Unlearning Circle - Homeless and the Racialization of Space
Start: Saturday, April 17, 2021•10:00 AM • Central Daylight Time (US & Canada) (GMT-05:00)
End: Saturday, April 17, 2021•12:00 PM • Central Daylight Time (US & Canada) (GMT-05:00)
Host Contact Info: firstname.lastname@example.org
The May 1, 2021 City of Austin special election ballot contains Prop B, which would recriminalize all of the following:
- “sitting or lying down on a public sidewalk or sleeping outdoors in and near the Downtown area around the University of Texas campus”
- “solicitation, [...], at specific hours and locations or for solicitation in a public area that is deemed aggressive in manner”
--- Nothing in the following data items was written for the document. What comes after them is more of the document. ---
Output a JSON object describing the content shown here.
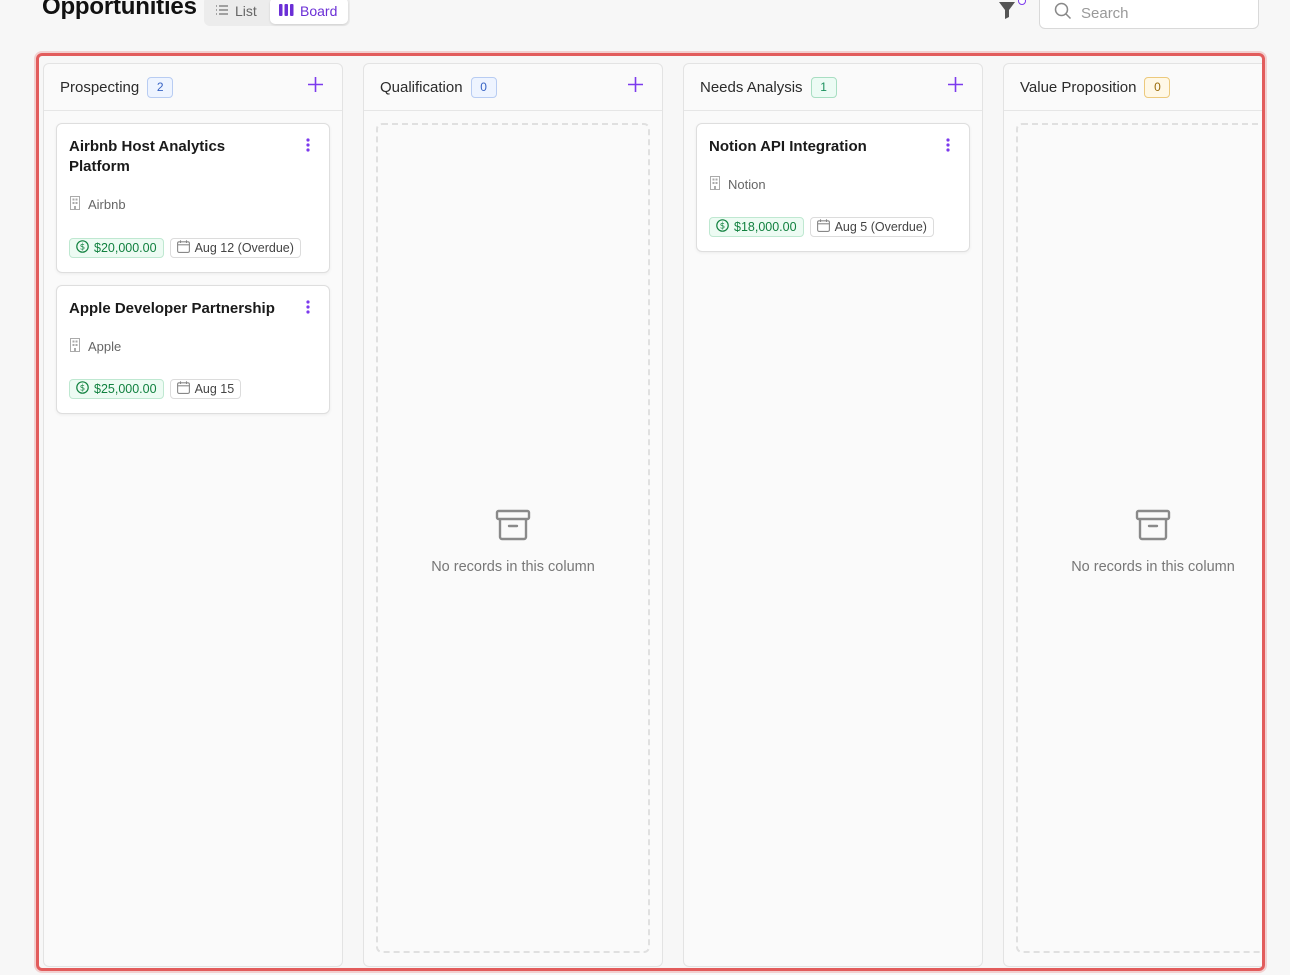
{
  "header": {
    "title": "Opportunities",
    "views": [
      {
        "label": "List",
        "icon": "list-icon",
        "active": false
      },
      {
        "label": "Board",
        "icon": "board-icon",
        "active": true
      }
    ],
    "search_placeholder": "Search",
    "accent_color": "#6b2fd6"
  },
  "board": {
    "empty_message": "No records in this column",
    "columns": [
      {
        "title": "Prospecting",
        "count": "2",
        "cards": [
          {
            "title": "Airbnb Host Analytics Platform",
            "company": "Airbnb",
            "amount": "$20,000.00",
            "date": "Aug 12 (Overdue)"
          },
          {
            "title": "Apple Developer Partnership",
            "company": "Apple",
            "amount": "$25,000.00",
            "date": "Aug 15"
          }
        ]
      },
      {
        "title": "Qualification",
        "count": "0",
        "cards": []
      },
      {
        "title": "Needs Analysis",
        "count": "1",
        "cards": [
          {
            "title": "Notion API Integration",
            "company": "Notion",
            "amount": "$18,000.00",
            "date": "Aug 5 (Overdue)"
          }
        ]
      },
      {
        "title": "Value Proposition",
        "count": "0",
        "cards": []
      }
    ]
  }
}
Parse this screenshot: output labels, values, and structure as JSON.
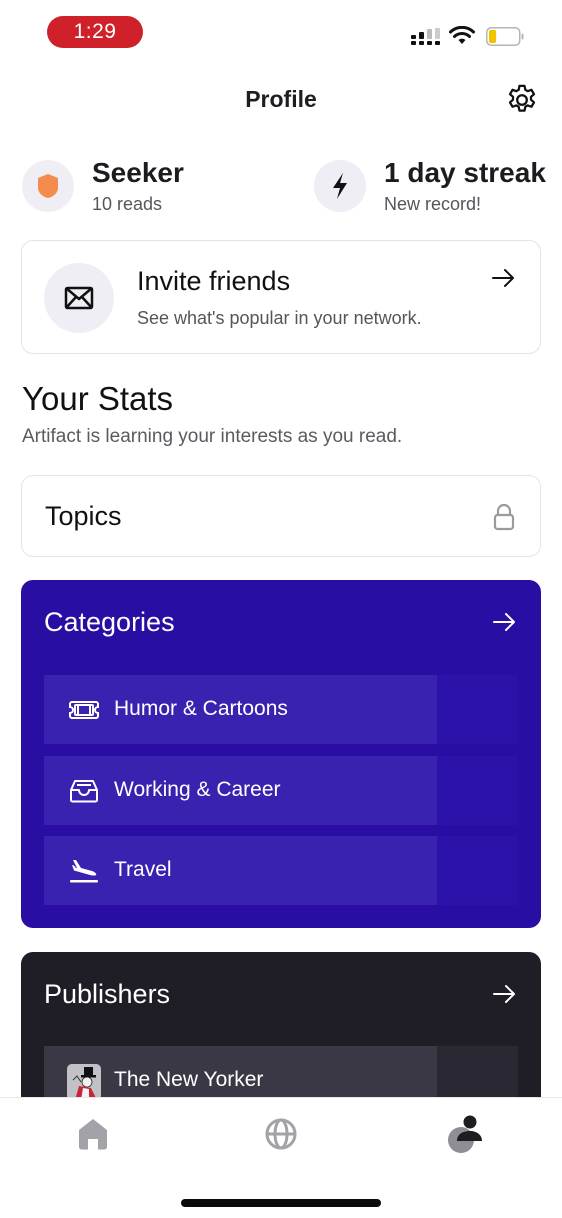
{
  "status_bar": {
    "time": "1:29",
    "time_pill_color": "#d0212a",
    "icons": [
      "cellular-signal-icon",
      "wifi-icon",
      "battery-low-icon"
    ],
    "battery_level": 0.25
  },
  "header": {
    "title": "Profile",
    "settings_icon": "gear-icon"
  },
  "badges": [
    {
      "title": "Seeker",
      "subtitle": "10 reads",
      "icon": "shield-icon",
      "icon_color": "#f58b4c"
    },
    {
      "title": "1 day streak",
      "subtitle": "New record!",
      "icon": "lightning-bolt-icon"
    }
  ],
  "invite": {
    "title": "Invite friends",
    "subtitle": "See what's popular in your network.",
    "icon": "envelope-icon",
    "action_icon": "arrow-right-icon"
  },
  "stats": {
    "title": "Your Stats",
    "subtitle": "Artifact is learning your interests as you read.",
    "topics": {
      "label": "Topics",
      "icon": "lock-icon",
      "locked": true
    }
  },
  "categories": {
    "title": "Categories",
    "color": "#2a0ea3",
    "items": [
      {
        "label": "Humor & Cartoons",
        "icon": "ticket-icon",
        "fraction": 0.83
      },
      {
        "label": "Working & Career",
        "icon": "inbox-tray-icon",
        "fraction": 0.83
      },
      {
        "label": "Travel",
        "icon": "airplane-landing-icon",
        "fraction": 0.83
      }
    ]
  },
  "publishers": {
    "title": "Publishers",
    "color": "#1f1d26",
    "items": [
      {
        "label": "The New Yorker",
        "icon": "publisher-logo",
        "fraction": 0.83
      }
    ]
  },
  "bottom_nav": {
    "items": [
      {
        "name": "home",
        "icon": "home-icon",
        "active": false
      },
      {
        "name": "discover",
        "icon": "globe-icon",
        "active": false
      },
      {
        "name": "profile",
        "icon": "profile-icon",
        "active": true
      }
    ]
  }
}
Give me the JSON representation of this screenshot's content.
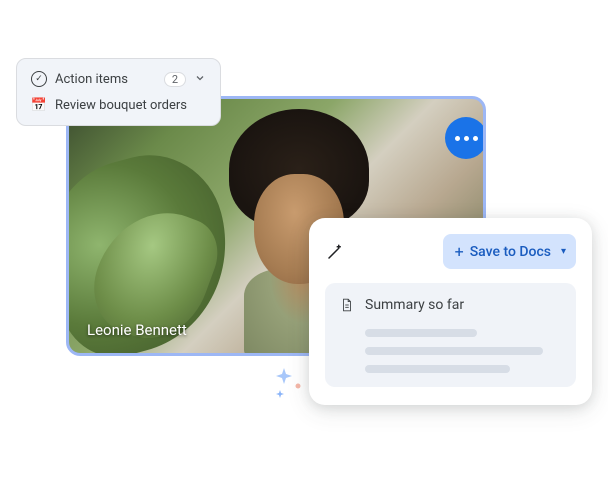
{
  "action_items": {
    "title": "Action items",
    "count": "2",
    "items": [
      {
        "icon": "📅",
        "text": "Review bouquet orders"
      }
    ]
  },
  "video": {
    "participant_name": "Leonie Bennett"
  },
  "summary_panel": {
    "save_button_label": "Save to Docs",
    "summary_title": "Summary so far"
  }
}
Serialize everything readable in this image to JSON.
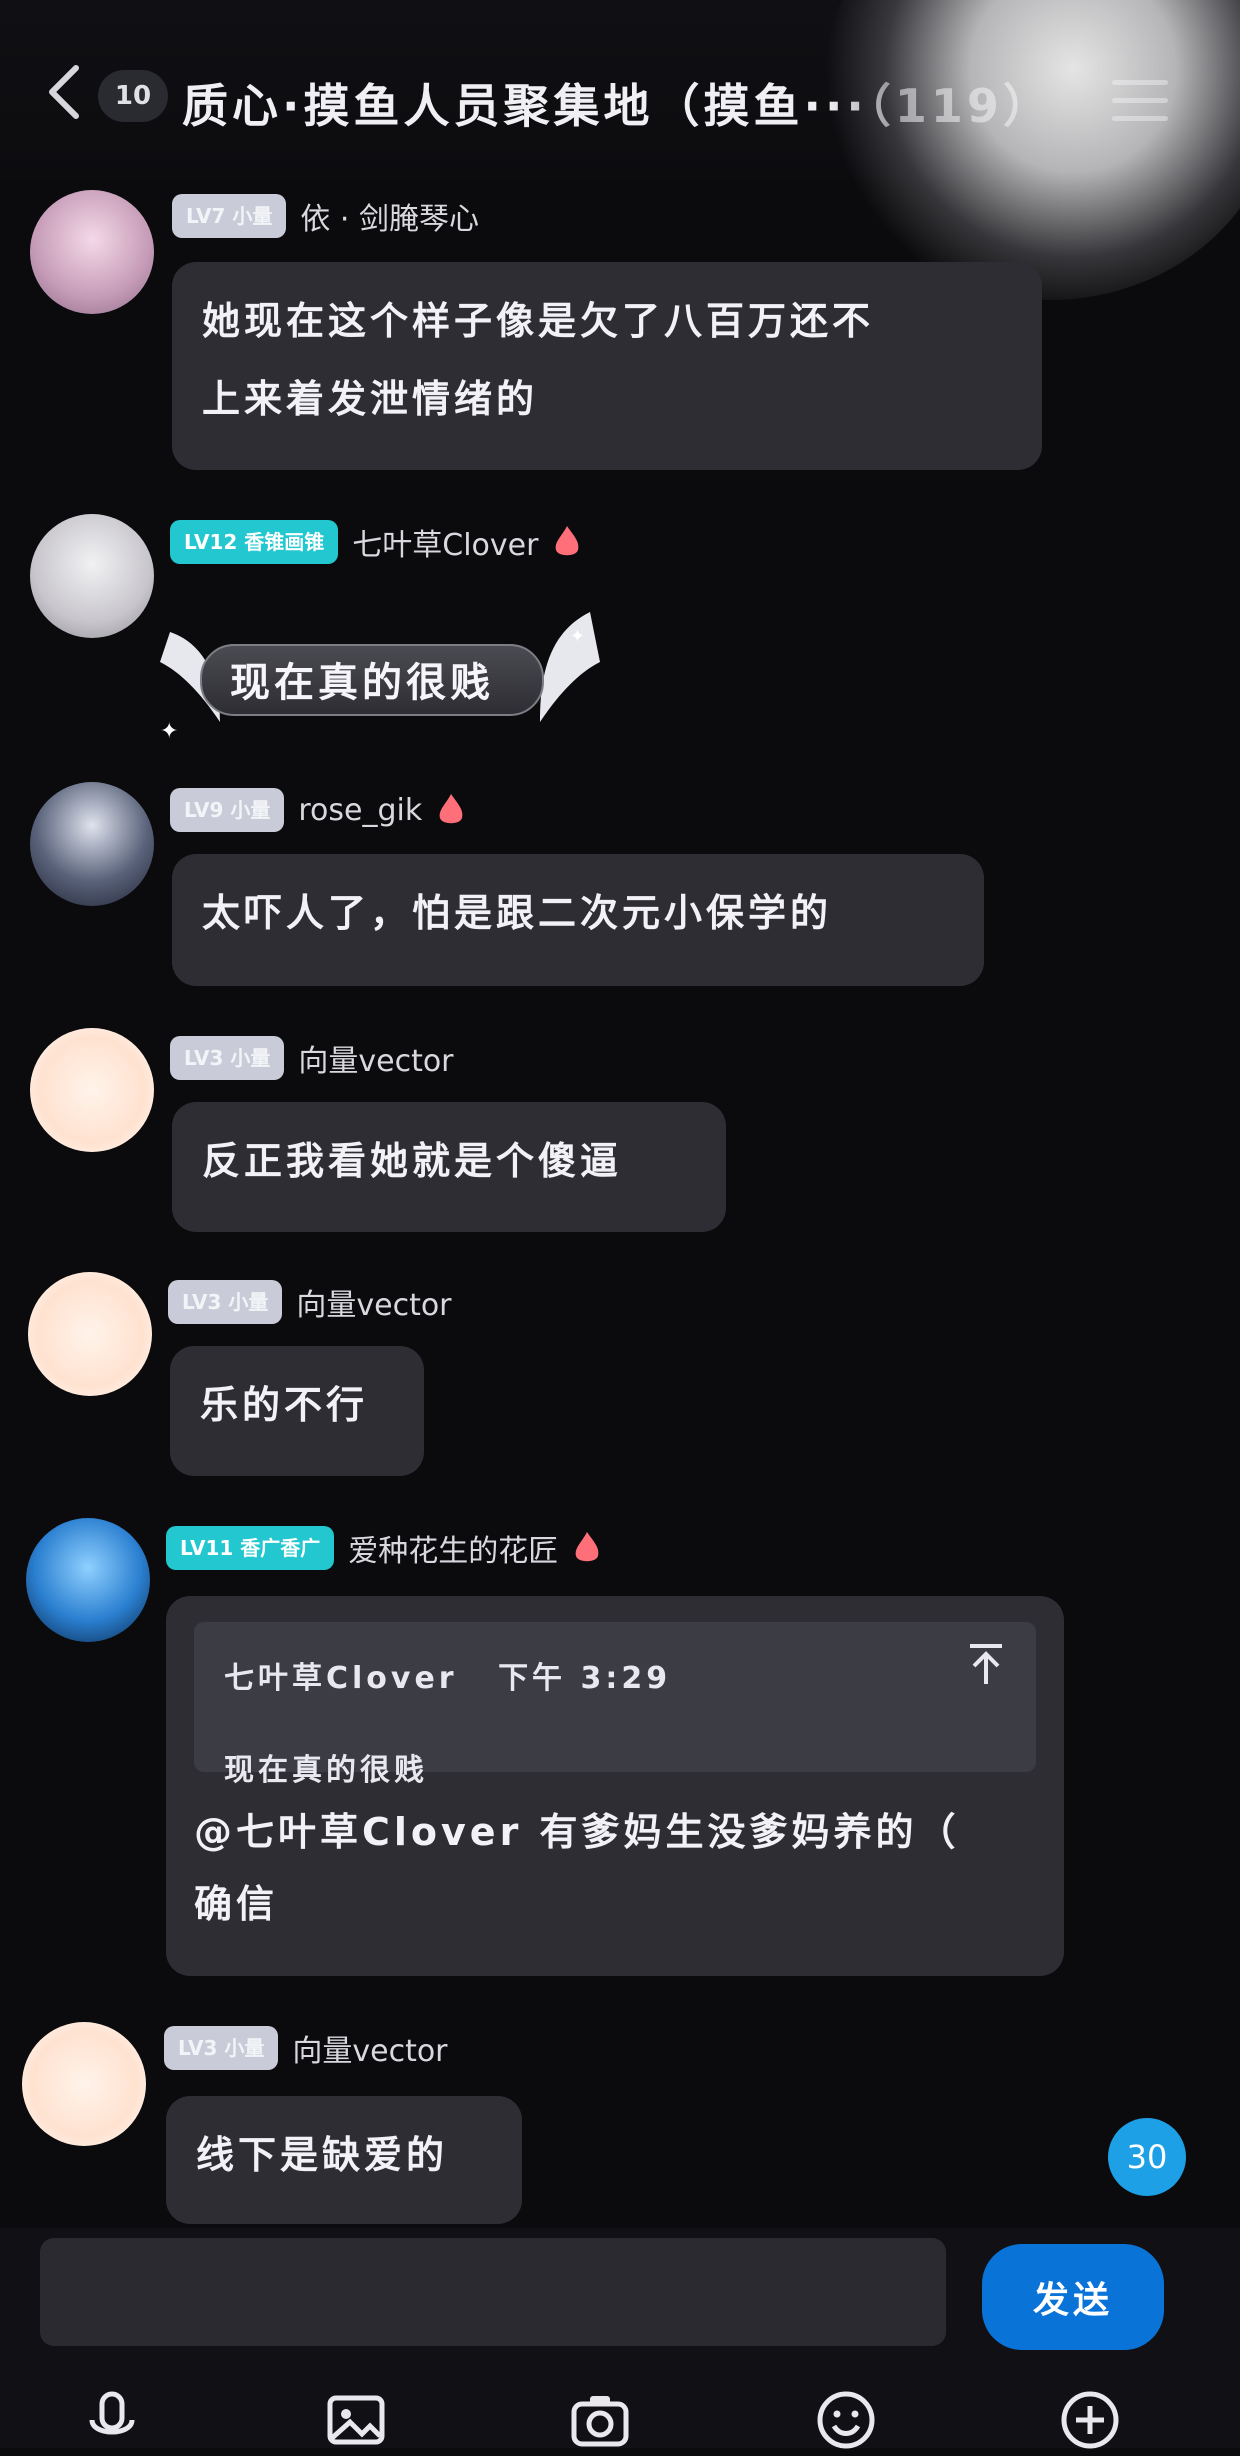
{
  "header": {
    "unread_count": "10",
    "title": "质心·摸鱼人员聚集地（摸鱼···（119）"
  },
  "messages": [
    {
      "level": "LV7 小量",
      "nick": "依 · 剑腌琴心",
      "text_lines": [
        "她现在这个样子像是欠了八百万还不",
        "上来着发泄情绪的"
      ]
    },
    {
      "level": "LV12 香锥画锥",
      "nick": "七叶草Clover",
      "text": "现在真的很贱"
    },
    {
      "level": "LV9 小量",
      "nick": "rose_gik",
      "text": "太吓人了，怕是跟二次元小保学的"
    },
    {
      "level": "LV3 小量",
      "nick": "向量vector",
      "text": "反正我看她就是个傻逼"
    },
    {
      "level": "LV3 小量",
      "nick": "向量vector",
      "text": "乐的不行"
    },
    {
      "level": "LV11 香广香广",
      "nick": "爱种花生的花匠",
      "quote": {
        "author": "七叶草Clover",
        "time": "下午 3:29",
        "text": "现在真的很贱"
      },
      "text_lines": [
        "@七叶草Clover 有爹妈生没爹妈养的（",
        "确信"
      ]
    },
    {
      "level": "LV3 小量",
      "nick": "向量vector",
      "text": "线下是缺爱的"
    }
  ],
  "unread_float": "30",
  "input": {
    "value": "",
    "send_label": "发送"
  },
  "toolbar": [
    "mic-icon",
    "image-icon",
    "camera-icon",
    "emoji-icon",
    "plus-icon"
  ],
  "colors": {
    "send": "#0a73d8",
    "bubble": "#2d2d33",
    "teal_level": "#22c7cf",
    "unread_float": "#1ea0e6"
  }
}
- “for camping in any [unapproved] public area”
Recriminalization is an excuse for police to harass our unhoused neighbors and the violence of that policing lands disproportionally on those who are Black and People of Color. The $500 fine initiates a cascade of consequences: warrants, arrests, a criminal record and challenges to finding housing and work that ensure their problems continue.
Alongside this ballot legalese, public debates and discourses around the issue of homelessness in Austin have exposed a harmful “us versus them” mentality against our neighbors experiencing homelessness. A frequent argument for Prop B suggests reinstating the camping ban will improve “public safety”. Public safety for whom? Why is the emotional comfort of people in power given more value than the physical safety of unhoused folks in our city? What makes some properties worth “protecting” over others, and who makes those decisions? What designates other sites as acceptable for industrial development or camping, and who makes those decisions?
In order to undo this harm, we must analyze the social structures that enable homelessness to exist in Austin and our society at-large. How are we complicit in upholding these systems?